Und weil wir immer noch auf diese Situation (knappe Nahrung) ausgelegt sind, ist das Anlegen von (Fett-) Reserven bei ausreichender oder übertriebener Nahrungsaufnahme auch so schwer zu verhindern.
Die Verdauung funktioniert genau dann sehr gut, wenn ein Maximum der Nahrungsmenge im Körper verbleibt und nur ein Minimum wieder ausgeschieden wird.
Ist es umgekehrt, führt man sich das falsche Futter zu. Und das ist bei Pflanzennahrung definitiv der Fall.

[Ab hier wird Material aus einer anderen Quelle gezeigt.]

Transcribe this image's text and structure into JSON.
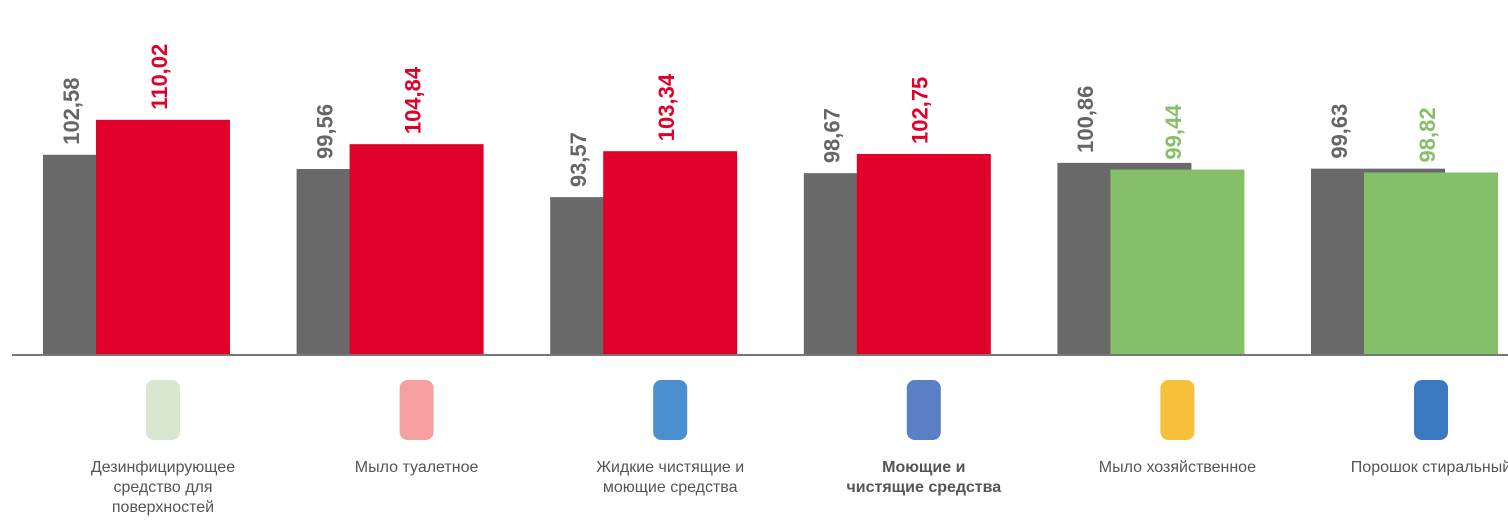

Dass der Verdauungstrakt sich nicht aufgrund von neuen Gewohnheiten/Pflanzenzüchtungen verändert, sehe ich genau so. Der Körper ist perfekt an die ihm in seinem Habitat zur Verfügung stehende natürlich vorkommende Nahrung angepasst.
Und weil das so ist, muss man sich fragen, was ist die natürliche Nahrung?
Getreide gibt's erst seit ein paar Jahrhunderten. Fällt also aus.
Gemüse ebenfalls.
Was bleibt übrig? Fleisch (oft Aas, weil wir weder schnell rennen können noch Klauen oder tödliche Zähne besitzen), Eier und offensichtlich essbare süße Früchte. Das ganze selbstverständlich roh. Denn Feuer zur Zubereitung steht natürlicherweise ebenfalls nicht zur Verfügung sonder ist künstlich.
Es würde auch niemand auf die Idee kommen, Gras für Pferde zu kochen .... Nur beim Menschen wird das als völlig normal angesehen. Obwohl es das gar nicht ist, wenn man länger drüber nachdenkt.